Visualization of missing values in barplot form. Especially useful when looking at specific intervals and for time series with a lot of observations.

ggplot_na_distribution2(
  x,
  number_intervals = NULL,
  interval_size = NULL,
  measure = "percent",
  color_missing = "indianred2",
  color_existing = "steelblue",
  alpha_missing = 0.8,
  alpha_existing = 0.3,
  title = "Missing Values per Interval",
  subtitle = "Amount of NA and non-NA for successive intervals",
  xlab = "Time Lapse (Interval Size: XX)",
  ylab = NULL,
  color_border = "white",
  theme = ggplot2::theme_linedraw()
)

Arguments

x

Numeric Vector (vector) or Time Series (ts) object containing NAs. This is the only mandatory parameter - all other parameters are only needed for adjusting the plot appearance.

number_intervals

Defines the number of bins to be created. Default number of intervals (denoted by NULL) is calculated by nclass.Sturges using Sturges' formula. If the interval_size parameter is set to a value different to NULL this parameter is ignored.

interval_size

Defines how many observations should be in one bin/interval. The required number of overall bins is afterwards calculated automatically. If used this parameter overwrites the number_intervals parameter. For a very long time series be sure to make the interval_size not extremely small, otherwise because of overplotting issues nothing can be seen until you also increase the plot width.

measure

Whether the NA / non-NA ratio should be given as percent or absolute numbers.

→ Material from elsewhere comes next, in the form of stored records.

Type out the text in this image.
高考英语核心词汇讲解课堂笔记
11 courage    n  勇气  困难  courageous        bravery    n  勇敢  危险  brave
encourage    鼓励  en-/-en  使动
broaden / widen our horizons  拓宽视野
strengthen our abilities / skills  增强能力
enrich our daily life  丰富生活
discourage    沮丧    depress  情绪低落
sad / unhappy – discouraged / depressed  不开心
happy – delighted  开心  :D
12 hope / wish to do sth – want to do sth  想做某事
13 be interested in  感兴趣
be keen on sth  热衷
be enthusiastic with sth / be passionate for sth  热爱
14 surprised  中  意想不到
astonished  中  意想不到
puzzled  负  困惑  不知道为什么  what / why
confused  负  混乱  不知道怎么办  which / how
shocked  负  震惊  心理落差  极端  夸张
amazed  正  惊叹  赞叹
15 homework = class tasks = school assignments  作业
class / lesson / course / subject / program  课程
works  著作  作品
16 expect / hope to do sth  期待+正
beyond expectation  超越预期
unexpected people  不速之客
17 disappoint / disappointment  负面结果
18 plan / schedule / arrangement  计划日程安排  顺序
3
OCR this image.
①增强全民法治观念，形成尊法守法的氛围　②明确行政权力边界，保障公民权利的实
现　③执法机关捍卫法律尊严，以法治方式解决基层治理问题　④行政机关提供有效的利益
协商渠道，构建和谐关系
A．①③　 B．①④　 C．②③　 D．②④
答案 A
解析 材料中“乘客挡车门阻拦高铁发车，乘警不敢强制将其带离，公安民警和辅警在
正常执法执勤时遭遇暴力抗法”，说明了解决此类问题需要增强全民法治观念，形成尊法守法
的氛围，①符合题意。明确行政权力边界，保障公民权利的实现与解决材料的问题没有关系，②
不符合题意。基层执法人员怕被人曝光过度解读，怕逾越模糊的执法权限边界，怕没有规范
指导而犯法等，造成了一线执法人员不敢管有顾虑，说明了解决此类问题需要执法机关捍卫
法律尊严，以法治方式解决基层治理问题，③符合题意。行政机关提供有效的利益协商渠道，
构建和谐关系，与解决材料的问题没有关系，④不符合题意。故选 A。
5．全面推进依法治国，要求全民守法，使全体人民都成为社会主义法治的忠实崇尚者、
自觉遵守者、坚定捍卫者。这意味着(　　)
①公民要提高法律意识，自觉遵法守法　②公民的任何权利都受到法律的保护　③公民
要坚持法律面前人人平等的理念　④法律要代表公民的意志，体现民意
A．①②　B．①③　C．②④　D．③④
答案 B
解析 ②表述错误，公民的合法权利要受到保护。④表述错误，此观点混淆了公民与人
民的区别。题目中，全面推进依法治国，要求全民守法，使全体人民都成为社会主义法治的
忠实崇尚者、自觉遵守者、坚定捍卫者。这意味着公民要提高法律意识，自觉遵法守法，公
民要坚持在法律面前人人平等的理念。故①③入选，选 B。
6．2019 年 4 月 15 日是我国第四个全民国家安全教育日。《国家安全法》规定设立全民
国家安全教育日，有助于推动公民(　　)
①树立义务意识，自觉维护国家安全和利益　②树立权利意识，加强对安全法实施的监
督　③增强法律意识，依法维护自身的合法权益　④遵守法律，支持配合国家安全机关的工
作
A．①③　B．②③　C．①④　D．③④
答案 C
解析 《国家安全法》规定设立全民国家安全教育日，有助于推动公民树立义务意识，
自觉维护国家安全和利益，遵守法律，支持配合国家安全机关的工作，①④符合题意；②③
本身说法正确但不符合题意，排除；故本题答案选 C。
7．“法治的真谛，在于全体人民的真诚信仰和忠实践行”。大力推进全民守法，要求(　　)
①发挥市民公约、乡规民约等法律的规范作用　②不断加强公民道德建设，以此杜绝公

  • "percent" - for percentages

  • "count" - for absolute numbers of NAs

color_missing

Color for the amount of missing values.

color_existing

Color for the amount of existing values.

alpha_missing

Alpha (transparency) value for the missing values.

alpha_existing

Alpha (transparency) value for the existing values.

title

Title of the Plot (NULL for deactivating title).

subtitle

Subtitle of the Plot (NULL for deactivating subtitle).

xlab

Label for x-Axis. Automatically set to the current interval size, if no custom text is chosen.

ylab

Label for y-Axis. As default (NULL), the axis is automatically set to either 'Percent' or 'Count' dependent on the settings of parameter measure.

color_border

Color for the small borders between the intervals/bins. Default is 'white'.

theme

Set a Theme for ggplot2. Default is ggplot2::theme_linedraw(). (theme_linedraw)

Details

This function visualizes the distribution of missing values within a time series. In comparison to the ggplot_na_distribution function this is not done by plotting each observation of the time series separately. Instead observations for time intervals are represented as intervals/bins of multiple values. For these intervals information about the amount of missing values are shown. This has the advantage, that also for large time series a plot which is easy to overview can be created.

The only really needed parameter for this function is x (the univariate time series that shall be visualized). All other parameters are solely for altering the appearance of the plot.

As long as the input is univariate and numeric the function also takes data.frame, tibble, tsibble, zoo, xts as an input.

The plot can be adjusted to your needs via the function parameters. Additionally, for more complex adjustments, the output can also be adjusted via ggplot2 syntax. This is possible, since the output of the function is a ggplot2 object. Also take a look at the Examples to see how adjustments are made.

See also

Author

Steffen Moritz, Sebastian Gatscha

Examples

# Example 1: Visualize the missing values in tsNH4 time series as percentages ggplot_na_distribution2(tsNH4)
# Example 2: Visualize the missing values in tsNH4 time series as counts ggplot_na_distribution2(tsNH4, measure = "count")
# Example 3: Visualize the missing values in tsHeating time series ggplot_na_distribution2(tsHeating)
# Example 4: Same as example 1, just written with pipe operator tsNH4 %>% ggplot_na_distribution2()
# Example 5: Visualize NAs in tsNH4 - exactly 8 intervals ggplot_na_distribution2(tsNH4, number_intervals = 8)
# Example 6: Visualize NAs in tsNH4 - 300 observations per interval ggplot_na_distribution2(tsNH4, interval_size = 300)
# Example 7: Visualize NAs in tsAirgap - different color for NAs # Plot adjustments via ggplot_na_distribution2 function parameters ggplot_na_distribution2(tsAirgap, color_missing = "pink")
# Example 8: Visualize NAs in tsNH4 - different theme # Plot adjustments via ggplot_na_distribution2 function parameters ggplot_na_distribution2(tsNH4, theme = ggplot2::theme_classic())
# Example 9: Visualize NAs in tsAirgap - title, subtitle in center # Plot adjustments via ggplot2 syntax ggplot_na_distribution2(tsAirgap) + ggplot2::theme(plot.title = ggplot2::element_text(hjust = 0.5)) + ggplot2::theme(plot.subtitle = ggtext::element_markdown(hjust = 0.5))
# Example 10: Visualize NAs in tsAirgap - title in center, no subtitle # Plot adjustments via ggplot2 syntax and function parameters ggplot_na_distribution2(tsAirgap, subtitle = NULL) + ggplot2::theme(plot.title = ggplot2::element_text(hjust = 0.5))
# Example 11: Visualize NAs in tsAirgap - x-axis texts with angle # Plot adjustments via ggplot2 syntax and function parameters ggplot_na_distribution2(tsAirgap, color_missing = "grey") + ggplot2::theme(axis.text.x = ggplot2::element_text(angle = 60, hjust = 1))